# netzunterhemd im sommer - was kann es?



## x-rossi (19. April 2007)

was kann so ein netzunterhemd im sommer?

bei der heißen fußball-wm letzten sommer hab ich die teile bei fast jedem spieler gesehen, tourfahrer haben auch netzunterhemden an ... eigentlich könnte ich mir blind so ein netzunterhemd zulegen, oder?

und wenn, welche marken gibts noch ausser brynje oder adidas? ist netz auch netz oder gibts da jetzt auch so dolle unterschiede, dass preisunterschiede von 15-20 euro gerechtfertigt wären?


----------



## dubbel (19. April 2007)

brynje!


----------



## MTB-News.de




----------



## Micki (19. April 2007)

Habe eins von Brynje und eins von Odlo. Das Odlo finde ich angenehmer auf der Haut. Die Fasern sind irgendwie weicher.


----------



## prismaster (19. April 2007)

ich hab eins von vangard ---> trikotexpress24.de


----------



## Bond007 (19. April 2007)

Trage ebenfalls eins von *Odlo*, seitdem ich bike - egal ob´s nun draußen heiß oder kalt ist (okay, im Winter bike ich net!), aber ist insgesamt angenehm zum Fahren, da der Schweiß wesentlich schneller nach außen abtransportiert wird!


----------



## yellow_ö (19. April 2007)

ebenfalls immer mit Unterhemd, liegt enger an und saugt den Schweiß weg --> keine Verkühlung mehr.

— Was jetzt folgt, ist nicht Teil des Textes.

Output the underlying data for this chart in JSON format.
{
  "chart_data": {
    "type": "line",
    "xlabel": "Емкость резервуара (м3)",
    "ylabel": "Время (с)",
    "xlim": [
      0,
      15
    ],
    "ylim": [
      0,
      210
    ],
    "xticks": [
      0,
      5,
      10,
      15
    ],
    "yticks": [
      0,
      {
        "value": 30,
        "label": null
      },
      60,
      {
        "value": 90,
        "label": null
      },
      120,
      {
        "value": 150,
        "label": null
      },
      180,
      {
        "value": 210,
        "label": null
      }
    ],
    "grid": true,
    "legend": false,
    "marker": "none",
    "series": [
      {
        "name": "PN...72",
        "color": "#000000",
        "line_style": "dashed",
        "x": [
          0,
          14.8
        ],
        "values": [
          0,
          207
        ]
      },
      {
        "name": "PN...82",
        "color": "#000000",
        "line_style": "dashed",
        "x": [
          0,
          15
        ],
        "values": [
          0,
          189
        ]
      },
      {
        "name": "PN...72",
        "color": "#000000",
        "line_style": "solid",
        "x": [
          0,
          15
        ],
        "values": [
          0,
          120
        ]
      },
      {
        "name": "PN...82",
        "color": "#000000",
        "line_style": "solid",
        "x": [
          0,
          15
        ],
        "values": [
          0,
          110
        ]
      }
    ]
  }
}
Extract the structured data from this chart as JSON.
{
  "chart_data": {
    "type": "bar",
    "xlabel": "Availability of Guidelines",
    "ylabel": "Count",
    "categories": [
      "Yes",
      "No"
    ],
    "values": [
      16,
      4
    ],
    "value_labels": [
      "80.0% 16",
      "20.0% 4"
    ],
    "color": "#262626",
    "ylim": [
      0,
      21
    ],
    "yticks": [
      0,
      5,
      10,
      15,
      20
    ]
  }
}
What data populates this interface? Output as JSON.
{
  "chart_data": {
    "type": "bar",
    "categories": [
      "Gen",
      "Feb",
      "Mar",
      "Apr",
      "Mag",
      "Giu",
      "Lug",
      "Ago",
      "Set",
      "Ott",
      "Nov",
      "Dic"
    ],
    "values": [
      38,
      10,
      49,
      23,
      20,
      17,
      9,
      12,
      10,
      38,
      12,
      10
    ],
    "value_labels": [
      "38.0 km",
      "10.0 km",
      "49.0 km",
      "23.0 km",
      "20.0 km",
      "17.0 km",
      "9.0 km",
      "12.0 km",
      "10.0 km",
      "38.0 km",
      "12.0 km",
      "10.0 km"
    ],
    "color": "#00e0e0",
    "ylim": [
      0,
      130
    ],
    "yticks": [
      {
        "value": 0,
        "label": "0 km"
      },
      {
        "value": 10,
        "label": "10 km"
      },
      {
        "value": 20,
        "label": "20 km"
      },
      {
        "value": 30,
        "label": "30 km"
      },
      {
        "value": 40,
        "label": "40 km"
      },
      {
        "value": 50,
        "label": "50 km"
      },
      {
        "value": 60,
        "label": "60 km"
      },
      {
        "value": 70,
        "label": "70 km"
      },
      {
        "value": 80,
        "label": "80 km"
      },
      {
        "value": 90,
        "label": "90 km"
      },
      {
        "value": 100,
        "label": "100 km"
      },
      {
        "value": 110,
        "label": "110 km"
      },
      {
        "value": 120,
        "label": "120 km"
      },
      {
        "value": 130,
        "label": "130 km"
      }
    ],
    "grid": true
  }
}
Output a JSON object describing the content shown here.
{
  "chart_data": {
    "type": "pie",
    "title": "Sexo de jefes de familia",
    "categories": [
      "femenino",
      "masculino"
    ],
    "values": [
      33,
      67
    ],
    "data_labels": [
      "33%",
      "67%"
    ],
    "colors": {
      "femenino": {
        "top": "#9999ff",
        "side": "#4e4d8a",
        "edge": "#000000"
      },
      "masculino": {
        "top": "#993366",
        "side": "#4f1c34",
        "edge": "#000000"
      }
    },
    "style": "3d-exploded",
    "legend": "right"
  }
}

adidas, Agu, Odlo, Löffler (sehr dick), Falke
Falke dünn im Sommer, wenns richtig heiß ist.

dann noch spielen mit/ohne Ärmel / Träger, ...


----------



## dubbel (19. April 2007)

hallo yellow, 
es geht um NETZ-unterhemden.


----------



## makau1980 (19. April 2007)

Hallo,

also ich denke mal die meisten *Funktionsunterhemden*sind *Netzunterhemden*. Ich bin eine zeitlang ohne Unterhemd gefahren und hatte eigentlich nur wärme Funktionsunterhemden zum Skifahren. Habe mir dann von Odlo erst ein "cool" und dann ein "light" gekauft (jeweils als Trägerhemd). Das cool ist aus einem "gröberen Netz" als das light. Soll bewirken dass die Fasern den Schweiss aufnehmen und dieser verdunstet. Dazu wird ja Wärme benötigt und somit soll es kühlen. Ist zumindest deutlich angenehmer als ohne und durchaus eine gute Investition. Das light ist ein "engeres Netz" und dadurch wärmer, ich habe auch den Eindruck dass der Schweiss nicht so gut transportiert wird. Auf jedenfall sollte es eng anliegen.


Gruss makau


----------



## Micki (19. April 2007)

makau1980 schrieb:


> Hallo,
> 
> also ich denke mal die meisten *Funktionsunterhemden*sind *Netzunterhemden*.


 
Nein


----------



## x-rossi (19. April 2007)

dann wirds wohl ein brynje. macht schon optisch einen einen sympathischeren eindruck: >>> und >>> 

p.s. fallen die unterhemden normal aus? oder größer, kleiner?


----------



## yellow_ö (19. April 2007)

also mein eines *Netz*unterhemd (Löffler X-light) ist natürlich auch ein *Funktions*unterhemd 
... und dabei bedeutend wärmer als die dünnen *Funktions*teile von Falke, Agu oder das Adidas running Unterhemd. 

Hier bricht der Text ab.